- Satie wrote his Gymnopédies in February-April 1888,1 soon after moving out of his parents’ home in 1887 and into his first apartment, near the Chat noir cabaret.2
- Satie’s father and stepmother had tried to have him trained as a conventional salon musician, and he hated that. As soon as he let home he got involved in the bohemian arts scene and soon became the conductor of the theater orchestra at the Chat noir.3
- Satie’s Gymnopédies were among the music he played at the Chat noir.4
- Satie was so invested in his new identity as the composer of the Gymnopédies that he started calling himself, “Erik Satie – gymnopédiste,” before he had even finished writing the set.5
- The Gymnopédies are modal and archaic in style. Music like this prompted Debussy to call Satie “a gentle medieval musician lost in this century.”6
- Satie claimed the Gymnopédies were inspired by reading Flaubert’s Salammbô (1862), a historical novel set in ancient Carthage.7
- The novel is set after the first Punic Wars. It follows the story of Mathô, a Libyan mercenary, who falls in love with Salammbô, a priestess of Carthage’s moon goddess.8
- The novel’s violence and eroticism scandalized contemporary critics, but also inspired operas (unfinished) by Mussorgsky and Rachmaninoff, and artwork by Alphonse Mucha, Rodin and others.9
- Another possible source for Satie’s Gymnopédies appears in a contemporary music reference book, Dominique Mondo’s Dictionnaire de Musique.
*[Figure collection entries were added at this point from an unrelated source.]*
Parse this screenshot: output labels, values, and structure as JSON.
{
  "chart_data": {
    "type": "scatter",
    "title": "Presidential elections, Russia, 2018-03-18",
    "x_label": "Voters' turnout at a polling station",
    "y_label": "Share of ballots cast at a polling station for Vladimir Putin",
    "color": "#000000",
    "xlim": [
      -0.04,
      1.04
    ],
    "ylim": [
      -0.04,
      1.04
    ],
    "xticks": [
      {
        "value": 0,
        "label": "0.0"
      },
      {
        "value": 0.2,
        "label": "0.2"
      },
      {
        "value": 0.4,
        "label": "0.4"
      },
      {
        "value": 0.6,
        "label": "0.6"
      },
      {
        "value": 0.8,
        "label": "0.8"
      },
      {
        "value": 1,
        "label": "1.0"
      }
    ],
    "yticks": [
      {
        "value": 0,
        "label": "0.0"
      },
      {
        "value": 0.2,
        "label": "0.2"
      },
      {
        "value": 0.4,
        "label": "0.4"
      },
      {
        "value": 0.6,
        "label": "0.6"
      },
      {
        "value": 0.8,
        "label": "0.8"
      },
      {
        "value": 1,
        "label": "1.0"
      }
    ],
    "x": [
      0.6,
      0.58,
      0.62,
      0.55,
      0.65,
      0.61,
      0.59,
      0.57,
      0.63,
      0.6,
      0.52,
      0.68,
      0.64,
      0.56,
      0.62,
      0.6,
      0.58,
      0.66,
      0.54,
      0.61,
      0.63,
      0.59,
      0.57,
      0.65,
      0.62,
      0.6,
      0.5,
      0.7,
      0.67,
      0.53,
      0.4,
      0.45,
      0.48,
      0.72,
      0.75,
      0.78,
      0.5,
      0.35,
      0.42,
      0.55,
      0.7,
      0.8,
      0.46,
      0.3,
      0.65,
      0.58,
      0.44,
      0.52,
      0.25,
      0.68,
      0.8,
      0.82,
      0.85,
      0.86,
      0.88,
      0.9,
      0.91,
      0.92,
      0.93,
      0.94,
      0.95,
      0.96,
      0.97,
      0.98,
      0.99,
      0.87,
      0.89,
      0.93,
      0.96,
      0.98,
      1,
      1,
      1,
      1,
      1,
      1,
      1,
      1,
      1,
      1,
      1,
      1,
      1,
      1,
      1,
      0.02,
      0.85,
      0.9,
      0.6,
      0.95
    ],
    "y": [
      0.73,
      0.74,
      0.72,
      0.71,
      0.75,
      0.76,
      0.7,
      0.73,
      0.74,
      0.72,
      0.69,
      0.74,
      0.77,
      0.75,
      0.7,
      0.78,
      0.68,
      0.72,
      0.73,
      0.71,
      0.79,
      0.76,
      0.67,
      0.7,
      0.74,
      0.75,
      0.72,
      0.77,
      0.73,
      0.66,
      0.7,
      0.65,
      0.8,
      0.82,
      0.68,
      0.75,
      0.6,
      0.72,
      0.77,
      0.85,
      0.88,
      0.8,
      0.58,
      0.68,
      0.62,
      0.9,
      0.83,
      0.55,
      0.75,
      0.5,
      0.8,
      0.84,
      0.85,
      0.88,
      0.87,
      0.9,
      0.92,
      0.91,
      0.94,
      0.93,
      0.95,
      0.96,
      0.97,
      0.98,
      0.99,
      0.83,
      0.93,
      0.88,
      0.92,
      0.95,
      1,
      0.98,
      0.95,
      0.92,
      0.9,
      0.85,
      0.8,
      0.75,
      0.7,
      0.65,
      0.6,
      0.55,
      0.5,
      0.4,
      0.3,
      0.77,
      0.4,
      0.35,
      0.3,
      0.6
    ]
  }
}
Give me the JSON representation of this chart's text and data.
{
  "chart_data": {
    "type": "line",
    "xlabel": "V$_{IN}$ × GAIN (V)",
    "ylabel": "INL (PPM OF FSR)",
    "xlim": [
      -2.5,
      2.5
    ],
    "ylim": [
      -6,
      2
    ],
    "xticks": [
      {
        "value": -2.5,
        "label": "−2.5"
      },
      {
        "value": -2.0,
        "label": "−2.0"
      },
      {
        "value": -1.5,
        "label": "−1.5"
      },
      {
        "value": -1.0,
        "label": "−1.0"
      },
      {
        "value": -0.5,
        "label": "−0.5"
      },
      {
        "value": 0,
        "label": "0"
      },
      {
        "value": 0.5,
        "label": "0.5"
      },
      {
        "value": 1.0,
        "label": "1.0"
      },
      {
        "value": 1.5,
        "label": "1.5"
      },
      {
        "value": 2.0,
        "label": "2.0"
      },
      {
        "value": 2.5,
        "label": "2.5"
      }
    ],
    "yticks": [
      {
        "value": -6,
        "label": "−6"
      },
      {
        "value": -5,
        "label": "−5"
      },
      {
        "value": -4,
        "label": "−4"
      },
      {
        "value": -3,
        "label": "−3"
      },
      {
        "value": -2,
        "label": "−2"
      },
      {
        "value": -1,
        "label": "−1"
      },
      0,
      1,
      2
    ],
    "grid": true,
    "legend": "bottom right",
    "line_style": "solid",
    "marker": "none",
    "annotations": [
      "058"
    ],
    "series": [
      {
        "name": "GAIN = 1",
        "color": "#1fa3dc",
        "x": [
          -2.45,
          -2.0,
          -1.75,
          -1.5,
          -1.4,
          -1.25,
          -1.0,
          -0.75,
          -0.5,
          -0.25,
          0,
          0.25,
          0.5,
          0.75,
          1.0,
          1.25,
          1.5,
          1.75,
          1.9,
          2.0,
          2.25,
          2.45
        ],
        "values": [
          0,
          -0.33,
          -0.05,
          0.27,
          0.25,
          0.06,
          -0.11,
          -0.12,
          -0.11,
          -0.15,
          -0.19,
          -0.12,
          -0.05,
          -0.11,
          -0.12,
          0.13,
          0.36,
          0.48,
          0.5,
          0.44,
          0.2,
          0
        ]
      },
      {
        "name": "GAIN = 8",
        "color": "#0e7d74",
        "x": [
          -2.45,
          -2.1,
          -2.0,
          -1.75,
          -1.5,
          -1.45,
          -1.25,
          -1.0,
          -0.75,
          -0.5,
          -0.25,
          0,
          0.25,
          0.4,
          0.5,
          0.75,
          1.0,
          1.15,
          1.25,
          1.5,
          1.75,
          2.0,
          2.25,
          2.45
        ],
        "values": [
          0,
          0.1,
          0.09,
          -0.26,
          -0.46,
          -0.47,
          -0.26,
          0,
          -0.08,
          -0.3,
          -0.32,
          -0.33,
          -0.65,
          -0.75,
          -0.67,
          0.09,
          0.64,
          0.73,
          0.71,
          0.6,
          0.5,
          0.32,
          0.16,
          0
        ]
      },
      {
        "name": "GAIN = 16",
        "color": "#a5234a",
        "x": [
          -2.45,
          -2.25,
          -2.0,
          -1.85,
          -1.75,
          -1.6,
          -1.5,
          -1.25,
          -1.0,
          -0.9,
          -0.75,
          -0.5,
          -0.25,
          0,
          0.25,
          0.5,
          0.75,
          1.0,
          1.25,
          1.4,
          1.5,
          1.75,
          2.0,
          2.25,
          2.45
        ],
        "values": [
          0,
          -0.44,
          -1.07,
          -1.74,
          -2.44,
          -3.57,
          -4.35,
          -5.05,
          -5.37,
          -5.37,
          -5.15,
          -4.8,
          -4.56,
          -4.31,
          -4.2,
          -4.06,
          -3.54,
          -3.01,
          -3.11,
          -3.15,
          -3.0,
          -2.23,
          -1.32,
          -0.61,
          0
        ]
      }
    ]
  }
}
It defines “gymnopédie” as a “nude dance, accompanied by song, which youthful Spartan maidens danced on specific occasions.” The terms was defined similarly in Jean-Jacques Rousseau’s 1768 Dictionnaire de la Musique.10
- Form: Satie’s innovative structure for his Gymnopédies relied not on thematic development, but rather on a repetition of the same musical ideas in a slightly different perspective in each movement.11
In the Gymnopédies, Satie “takes one musical idea and … regards it briefly from three different directions. He varies … the notes in the melody but not its general shape, the chords in the accompaniment but not the dominant shape.”
Roger Shattuck, writer on 20th C. French art and literature12
- Claude Debussy orchestrated the 1st and 3rd Gymnopédies in c.1896. Debussy conducted his orchestrations in a concert in 1911, and became rather jealous of how successful they were!13
Sources
- Robert Orledge, Satie the Composer (Cambridge, UK: Cambridge University Press, 1990), 11.
- Robert Orledge, “Satie, Erik,” Grove Music Online (2001), accessed January 21, 2020, https://www.oxfordmusiconline.com/grovemusic/view/10.1093/gmo/9781561592630.001.0001/omo-9781561592630-e-0000040105.
- Ibid.
- Mary E. Davis, Erik Satie (London: Reaktion Books, 2007), ebook, accessed January 21, 2020, https://books.google.com/books?id=fYvxAQAAQBAJ&pg=PT31#v=onepage&q&f=false.
- Orledge, “Satie, Erik,” Grove Music Online.
- Ibid.
- Ibid.
- “Salammbô,” Encyclopædia Britannica (April 30, 2015), accessed January 21, 2020, https://www.britannica.com/topic/Salammbo.
- Adrienne Mayor, “Sweating Truth in Ancient Carthage,” Stanford University (June 2010), accessed January 21, 2020, https://web.stanford.edu/dept/HPS/MayorSweatingTruthCarth.pdf.
- Davis, Erik Satie, ebook.
- Ibid.
- Quoted in Ibid.
- Orledge, “Satie, Erik,” Grove Music Online.